Mit Blick auf eine derartige akademische Karriere erwartet man ein umfangreiches, in zahlreichen Bänden zusammengefasstes Werk. Nicht so bei Heinrich Blücher, der zeitlebens mit dem Schreiben haderte. So berichtete er Hannah Arendt im August 1941: „Ich murkse seit einer Woche an einer Arbeit für die [von Klaus Mann herausgegebene Zeitschrift] ,Decision‘ und habe heute glücklich alles Geschreibsel weggeschmissen und fange unentwegt von vorne an.“ Zu einem Abschluss kam er jedoch nicht … Und im Februar 1950 beklagte er: „Ja, die gute Fee hat gesprochen, ,der Junge soll Urteilskraft haben‘, und die böse Fee hat unterbrochen und den Satz beschlossen, ,und sonst nichts‘. Dabei bleibt es wohl.“
Ein rechtzeitig zu Blüchers 50. Todestag erschienener Band dokumentiert jetzt erstmals, welchen Stellenwert sein vor allem im mündlichen Diskurs zutage getretenes Urteilsvermögen für Hannah Arendts Überlegungen hatte. Die beiden dazu von Ringo Rösener ausgewählten Texte „Das Perpetuum mobile. Staat und Armee des Faschismus“ sowie „Nationalsozialismus und Neonationalismus“ entstanden in den 1940er Jahren. Die darin von Blücher entwickelten Gedanken sind geprägt von seiner proletarisch-kommunistischen Herkunft. Wurde der erste Text noch ganz unter dem Eindruck der in Deutschland erlebten Jahre des aufkommenden Nationalsozialismus geschrieben, so findet sich in seinem einzigen, 1949 in der Amerikanischen Rundschau publizierten Artikel „Nationalsozialismus und Neonationalismus“ eine dem Leben in den USA und dem Einfluss von Hannah Arendt geschuldete Korrektur seines vorherigen Denkens. So stellte Blücher unter anderem fest: „Der Mensch hat sich selbst zum Fetisch des Menschen gemacht. Philosophisch-kulturkritisch gesprochen, ist der Mensch in einen Prozess der Selbstvergottung eingetreten […], und dieser Selbstvergottungsprozess ist seine Form der Selbstvernichtung.
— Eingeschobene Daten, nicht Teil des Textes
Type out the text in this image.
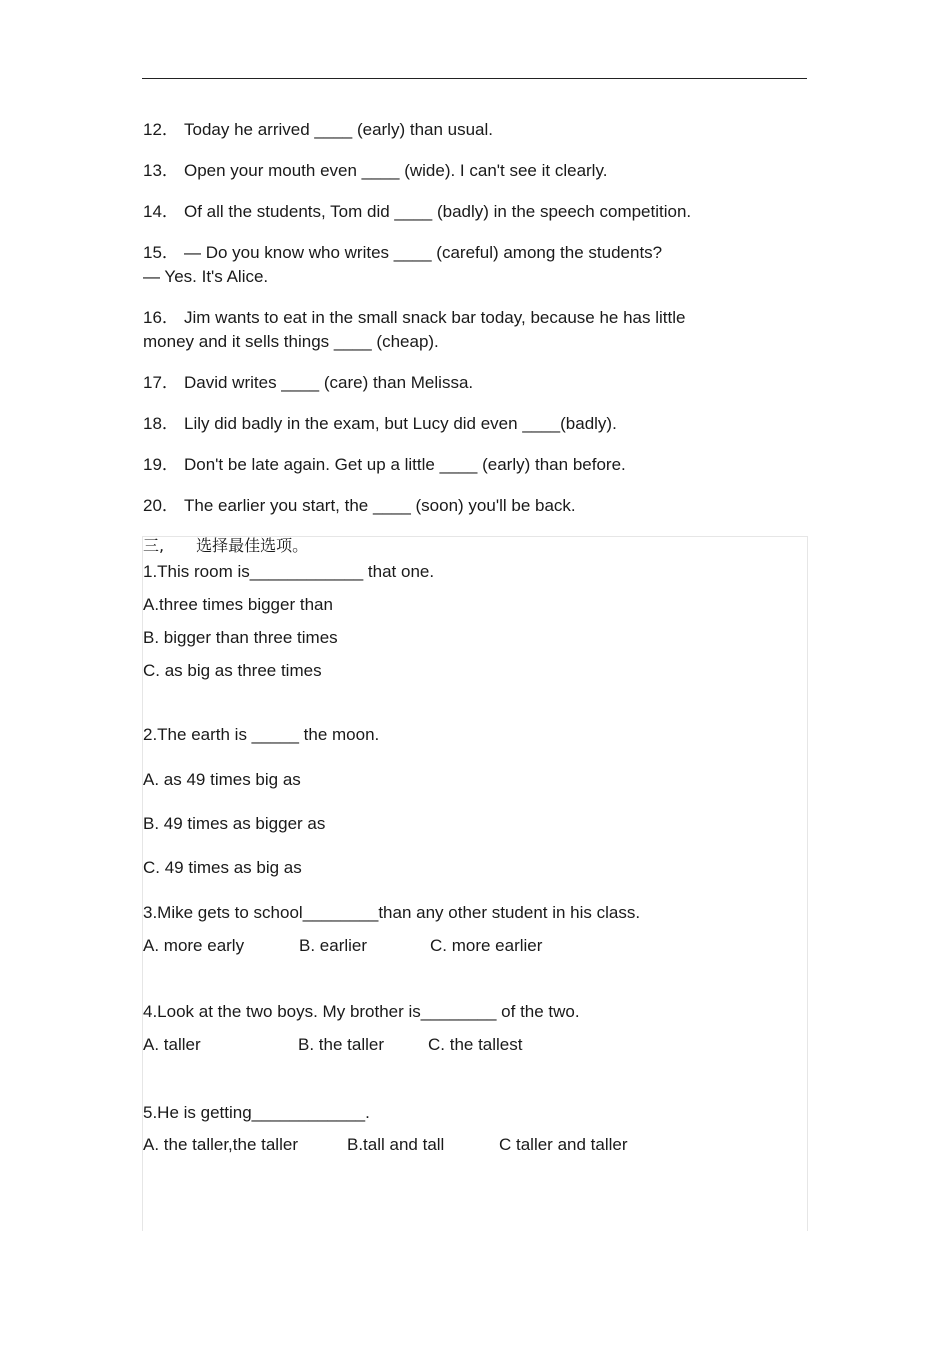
12． Today he arrived ____ (early) than usual.
13． Open your mouth even ____ (wide). I can't see it clearly.
14． Of all the students, Tom did ____ (badly) in the speech competition.
15． — Do you know who writes ____ (careful) among the students?
— Yes. It's Alice.
16． Jim wants to eat in the small snack bar today, because he has little
money and it sells things ____ (cheap).
17． David writes ____ (care) than Melissa.
18． Lily did badly in the exam, but Lucy did even ____(badly).
19． Don't be late again. Get up a little ____ (early) than before.
20． The earlier you start, the ____ (soon) you'll be back.
三,　　选择最佳选项。
1.This room is____________ that one.
A.three times bigger than
B. bigger than three times
C. as big as three times
2.The earth is _____ the moon.
A. as 49 times big as
B. 49 times as bigger as
C. 49 times as big as
3.Mike gets to school________than any other student in his class.
A. more early	B. earlier	C. more earlier
4.Look at the two boys. My brother is________ of the two.
A. taller	B. the taller	C. the tallest
5.He is getting____________.
A. the taller,the taller	B.tall and tall	C taller and taller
Politisch-kritisch gesehen, stehen wir der Machtmechanik des totalen Imperialismus gegenüber, der sich anschickt, mittels eines Erlösungsfetischs unsre sozialen Probleme bis zur völligen Auflösung der Gesellschaft und unsre nationalen Probleme bis zur Vernichtung der Völker voranzutreiben.“
In ihrem gemeinsam verfassten Nachwort verweisen Ringo Rösener und Eyck-Marcus Wendt zum einen auf die Tatsache, dass Blüchers „Texte einen unverstellten und in Lebenserfahrung basierenden Zugang zum Nationalsozialismus und Totalitarismus zeigen“. Zum anderen – und das ist für weitergehende Untersuchungen sicherlich noch interessanter – liefern diese Texte aber auch „Hinweise auf den Prozess der Erarbeitung vor allem der Ausführungen zum Totalitarismus“, wie wir sie in Arendts zuerst 1951 veröffentlichtem Buch „Elemente und Ursprünge totaler Herrschaft“ wiederfinden. Nicht unerwähnt bleiben darf, dass Rösener und Wendt durch ihre weitergehenden Nachforschungen zur Person zahlreiche Details in Blüchers lückenhafter Biographie korrigieren und ergänzen konnten, das betrifft vor allem Konkretisierungen seines politischen Lebenslaufs bis in die 1940er Jahre.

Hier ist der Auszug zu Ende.